Столь же неясным является чувство долга. Что это за чувство, откуда оно берётся? Почему Кант предполагает его в наличии у человека? Или не у всякого человека?
Кант понимает слабость своего построения здесь и фактически отмахивается от поставленных выше вопросов, говоря, что он не знает ничего о природе постулируемого им уважения к закону, а точнее, ко «всеобщему законодательству» (слово «всеобщему» должно, видимо, отсылать здесь к универсальности закона, которую Кант обозначил как силу или значимость закона для всякого разумного существа). Кант говорит, что разум сам принуждает его к такому уважению: «к всеобщему законодательству разум вынуждает у меня непосредственное уважение, относительно которого я, правда, сейчас еще не знаю, на чем оно основывается (пусть это исследует философ)». И хитрит, говоря, что не знает – ведь, если «разум принуждает», значит закон заложен в разуме. То есть он просто не может мыслить иначе об отношениях людей, кроме как законосообразно. Это такое же априори практического ума, как трёхмерное пространство есть априори апперцепции (или восприятия). При этом, поскольку к разумным существам относятся не только люди, но и боги, ангелы и сам Верховный Космократор, то, фактически, Кант разумеет под объективным законом космический закон, которому и Бог подчинён. Вот что он говорит: «Принцип нравственности не ограничивается только людьми, а простирается на все конечные существа, наделенные разумом и волей, включая даже бесконечное существо как высшее мыслящее существо».
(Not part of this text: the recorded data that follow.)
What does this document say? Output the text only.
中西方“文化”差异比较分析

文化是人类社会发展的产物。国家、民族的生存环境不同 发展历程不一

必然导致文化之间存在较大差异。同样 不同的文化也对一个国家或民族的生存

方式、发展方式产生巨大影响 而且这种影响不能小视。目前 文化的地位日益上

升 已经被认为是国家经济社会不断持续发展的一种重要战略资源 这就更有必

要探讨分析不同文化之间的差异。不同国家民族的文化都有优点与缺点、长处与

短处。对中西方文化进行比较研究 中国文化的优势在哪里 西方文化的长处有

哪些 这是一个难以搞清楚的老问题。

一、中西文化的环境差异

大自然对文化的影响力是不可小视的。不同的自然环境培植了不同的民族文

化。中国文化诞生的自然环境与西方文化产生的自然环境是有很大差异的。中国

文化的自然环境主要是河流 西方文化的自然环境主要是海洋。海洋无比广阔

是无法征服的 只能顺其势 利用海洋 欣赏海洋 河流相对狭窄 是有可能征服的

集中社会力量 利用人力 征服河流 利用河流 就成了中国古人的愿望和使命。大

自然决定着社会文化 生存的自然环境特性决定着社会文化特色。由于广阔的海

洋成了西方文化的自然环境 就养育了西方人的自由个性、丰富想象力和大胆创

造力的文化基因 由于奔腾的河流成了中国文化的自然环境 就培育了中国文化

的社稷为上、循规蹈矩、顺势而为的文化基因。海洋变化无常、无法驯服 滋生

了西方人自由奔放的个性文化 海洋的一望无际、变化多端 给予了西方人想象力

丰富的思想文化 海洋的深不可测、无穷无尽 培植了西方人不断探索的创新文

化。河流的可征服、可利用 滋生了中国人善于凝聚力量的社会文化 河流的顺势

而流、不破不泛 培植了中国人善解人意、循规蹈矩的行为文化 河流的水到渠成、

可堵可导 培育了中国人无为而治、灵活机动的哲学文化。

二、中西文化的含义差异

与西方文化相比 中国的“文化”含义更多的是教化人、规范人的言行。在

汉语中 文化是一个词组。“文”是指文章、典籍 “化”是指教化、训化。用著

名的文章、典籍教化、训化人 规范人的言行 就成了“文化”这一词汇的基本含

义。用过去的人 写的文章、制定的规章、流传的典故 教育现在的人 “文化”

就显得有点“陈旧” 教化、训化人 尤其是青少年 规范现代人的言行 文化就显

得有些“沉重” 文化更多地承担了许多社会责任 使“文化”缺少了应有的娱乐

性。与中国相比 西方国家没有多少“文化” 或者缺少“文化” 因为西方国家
Итак, Разум – вот божество, которое имеет власть над персоной. От разума нам не избавиться, оставаясь людьми. Это наш собственный признак. В разуме априори заложена абсолютная мораль. Разум как таковой имеет своим принципом всеобщий закон для совместной жизни разумных существ. Поэтому чистый акт разума (или акт чистого разума), не затемнённый никакими аффектами, склонностями и конструктивными целями, есть акт доброй воли, в котором чистый разум обнаруживается как интеллигенция, или принцип доброй воли.
Отсюда можно сделать вывод: если очистить сознание от кумиров, планов, целей, предметов, или объектов, и влечений (отвращений) к ним, и через это сделаться чисто разумным существом без аффективных и соблазнительных примесей, то станешь совершенно добродетельным существом. Кант подтверждает такое понимание, когда говорит: «Практическое правило есть всегда продукт разума…. Но для существа, у которого разум не единственное определяющее основание воли, это правило есть императив, т. е. правило, которое характеризуется долженствованием, выражающим объективное принуждение к поступку, и которое означает, что, если бы разум полностью определил волю, поступок должен был бы неизбежно быть совершен по этому правилу». И далее: «у человека …. как существа, которое имеет потребности и на которое оказывают воздействие чувственные побуждения, нельзя предполагать святой воли, т. е. такой, которая не была бы способна к максимам, противоречащим моральному закону. Моральный закон, поэтому, у них есть императив, который повелевает категорически, так как закон необусловлен; отношение такой воли к этому закону есть зависимость, под названием обязательности, которая означает принуждение к поступкам, хотя принуждение одним лишь разумом и его объективным законом…»
Кант присовокупляет к вышеприведенному, что это «принуждение разумом» якобы «поэтому называется долгом». Мы же возражаем ему, взывая к общеупотребительным словам и общепринятым понятиям, что это «принуждение» не может называться долгом, в подлинном смысле слова. Я могу, конечно, вообразить необходимость какого-то поступка, и посчитать своим долгом совершить этот поступок, но это будет моей игрой. Реальный же долг возникает только в общественных отношениях, и слово «долг» является термином определённых отношений с другими людьми, а вовсе не отношений воли и разума.